Clearly, if ‘BUY and HOLD’ works better than timing, the question always arises as to when does one BUY. It is not at the beginning of time or when stock markets came into existence.

If it is accepted that people BUY at a high, then clearly, BUY and HOLD does not really help. Does it? If one bought in April 2000, in nominal terms, it took 13 years to breakeven in nominal terms for S&P 500 index and even longer for Nasdaq Composite. Similar is the case for buyers in 1929 (much longer than it took for a buyer in April 2000) and in 1967.

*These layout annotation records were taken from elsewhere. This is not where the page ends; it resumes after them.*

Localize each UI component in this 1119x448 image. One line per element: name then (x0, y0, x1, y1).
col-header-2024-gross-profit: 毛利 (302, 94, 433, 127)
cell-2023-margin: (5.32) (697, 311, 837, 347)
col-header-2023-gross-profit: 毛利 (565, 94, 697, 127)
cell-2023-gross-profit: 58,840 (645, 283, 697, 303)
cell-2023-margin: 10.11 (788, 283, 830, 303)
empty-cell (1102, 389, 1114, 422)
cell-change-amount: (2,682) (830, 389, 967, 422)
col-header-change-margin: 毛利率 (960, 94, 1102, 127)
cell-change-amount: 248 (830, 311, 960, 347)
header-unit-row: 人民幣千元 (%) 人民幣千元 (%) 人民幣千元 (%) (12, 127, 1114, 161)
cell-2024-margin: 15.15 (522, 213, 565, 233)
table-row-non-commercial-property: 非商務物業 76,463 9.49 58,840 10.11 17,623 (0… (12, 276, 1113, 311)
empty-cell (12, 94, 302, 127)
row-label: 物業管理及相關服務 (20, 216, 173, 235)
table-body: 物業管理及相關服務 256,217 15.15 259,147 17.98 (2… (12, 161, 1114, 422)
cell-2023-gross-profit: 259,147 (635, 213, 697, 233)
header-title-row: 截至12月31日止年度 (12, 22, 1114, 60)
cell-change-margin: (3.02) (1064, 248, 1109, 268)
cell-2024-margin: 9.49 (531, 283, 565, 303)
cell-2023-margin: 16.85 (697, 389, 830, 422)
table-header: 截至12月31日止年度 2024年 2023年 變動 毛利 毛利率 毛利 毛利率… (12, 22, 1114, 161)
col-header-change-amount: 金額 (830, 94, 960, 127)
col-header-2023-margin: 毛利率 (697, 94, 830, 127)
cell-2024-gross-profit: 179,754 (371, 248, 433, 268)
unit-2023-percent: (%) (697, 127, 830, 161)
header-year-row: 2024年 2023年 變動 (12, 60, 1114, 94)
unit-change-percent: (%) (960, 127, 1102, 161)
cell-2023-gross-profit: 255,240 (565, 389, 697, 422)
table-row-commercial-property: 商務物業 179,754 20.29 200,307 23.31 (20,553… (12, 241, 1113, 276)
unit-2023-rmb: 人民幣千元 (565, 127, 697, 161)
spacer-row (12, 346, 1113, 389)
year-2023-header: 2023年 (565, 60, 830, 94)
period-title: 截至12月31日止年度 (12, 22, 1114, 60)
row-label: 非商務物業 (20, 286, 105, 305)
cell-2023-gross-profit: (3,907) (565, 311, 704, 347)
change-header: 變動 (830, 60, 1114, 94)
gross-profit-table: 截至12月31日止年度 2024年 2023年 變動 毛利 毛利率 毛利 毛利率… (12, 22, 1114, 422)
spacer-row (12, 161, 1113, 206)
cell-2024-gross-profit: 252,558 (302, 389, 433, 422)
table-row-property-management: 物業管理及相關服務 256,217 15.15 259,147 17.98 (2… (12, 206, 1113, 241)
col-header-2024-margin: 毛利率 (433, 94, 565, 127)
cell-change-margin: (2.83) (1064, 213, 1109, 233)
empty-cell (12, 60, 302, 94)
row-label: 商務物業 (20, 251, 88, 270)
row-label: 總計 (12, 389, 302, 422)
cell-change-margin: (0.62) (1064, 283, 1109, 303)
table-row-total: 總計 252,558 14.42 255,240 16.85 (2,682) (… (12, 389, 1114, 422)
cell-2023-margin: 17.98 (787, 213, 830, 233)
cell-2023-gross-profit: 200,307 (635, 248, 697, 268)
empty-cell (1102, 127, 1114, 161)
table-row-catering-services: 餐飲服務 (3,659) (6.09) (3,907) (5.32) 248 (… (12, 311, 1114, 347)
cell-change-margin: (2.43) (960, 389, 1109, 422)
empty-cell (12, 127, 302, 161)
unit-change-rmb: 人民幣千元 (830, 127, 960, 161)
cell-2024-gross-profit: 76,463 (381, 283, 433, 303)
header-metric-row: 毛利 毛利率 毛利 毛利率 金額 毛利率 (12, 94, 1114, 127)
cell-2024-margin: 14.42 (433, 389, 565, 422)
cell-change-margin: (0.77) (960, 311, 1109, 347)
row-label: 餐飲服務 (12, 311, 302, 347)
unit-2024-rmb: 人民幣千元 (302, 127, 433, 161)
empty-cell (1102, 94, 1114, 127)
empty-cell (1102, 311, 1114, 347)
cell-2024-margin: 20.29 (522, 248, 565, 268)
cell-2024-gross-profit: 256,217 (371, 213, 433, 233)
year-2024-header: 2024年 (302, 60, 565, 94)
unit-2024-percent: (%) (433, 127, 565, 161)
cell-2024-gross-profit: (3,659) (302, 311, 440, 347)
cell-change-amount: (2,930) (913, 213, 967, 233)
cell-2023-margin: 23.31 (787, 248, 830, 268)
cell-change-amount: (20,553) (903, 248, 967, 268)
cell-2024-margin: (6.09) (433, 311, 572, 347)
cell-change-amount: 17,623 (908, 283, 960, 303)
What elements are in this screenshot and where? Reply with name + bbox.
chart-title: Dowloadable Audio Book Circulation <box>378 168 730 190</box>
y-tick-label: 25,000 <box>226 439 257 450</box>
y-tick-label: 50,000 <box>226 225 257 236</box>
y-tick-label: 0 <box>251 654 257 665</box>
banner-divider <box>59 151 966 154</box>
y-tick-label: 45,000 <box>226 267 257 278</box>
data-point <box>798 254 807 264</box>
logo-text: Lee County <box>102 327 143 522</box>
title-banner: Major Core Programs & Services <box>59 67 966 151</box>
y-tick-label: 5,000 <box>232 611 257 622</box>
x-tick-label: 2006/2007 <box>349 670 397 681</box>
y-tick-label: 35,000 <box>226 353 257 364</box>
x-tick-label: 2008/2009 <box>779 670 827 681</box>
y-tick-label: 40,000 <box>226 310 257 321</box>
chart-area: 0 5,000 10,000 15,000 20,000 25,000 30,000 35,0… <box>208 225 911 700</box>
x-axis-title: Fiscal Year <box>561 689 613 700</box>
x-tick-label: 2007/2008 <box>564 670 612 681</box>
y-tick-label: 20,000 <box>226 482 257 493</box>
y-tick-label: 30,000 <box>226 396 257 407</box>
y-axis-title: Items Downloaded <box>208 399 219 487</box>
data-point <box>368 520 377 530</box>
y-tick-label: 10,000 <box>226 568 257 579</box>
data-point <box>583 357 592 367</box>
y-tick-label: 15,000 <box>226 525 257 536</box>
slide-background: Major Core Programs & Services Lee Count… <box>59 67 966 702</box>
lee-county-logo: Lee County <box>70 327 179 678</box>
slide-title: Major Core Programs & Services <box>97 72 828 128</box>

Agreed that it is very difficult for someone to be a good seller at the top and a good buyer at the bottom. Most things in life are asymmetric. Investment discipline might also be subject to the law of asymmetry.

However, if discipline allowed investors to spot exuberance and exit, then the same discipline should alert them to spot overwhelming pessimism and enter. Easier said than done, of course.

But, the point remains that since we do not know when to BUY, there ought to be better strategies than BUY and HOLD. Strategies such as constant rebalancing or rule-bound investing (sell at 2 S.D above mean valuation – whatever one’s favourite metric and buy at 2 S.D below that) applied consistently without human intervention should work better than BUY and HOLD.

If market timing does not work in practice, BUY and HOLD does not either.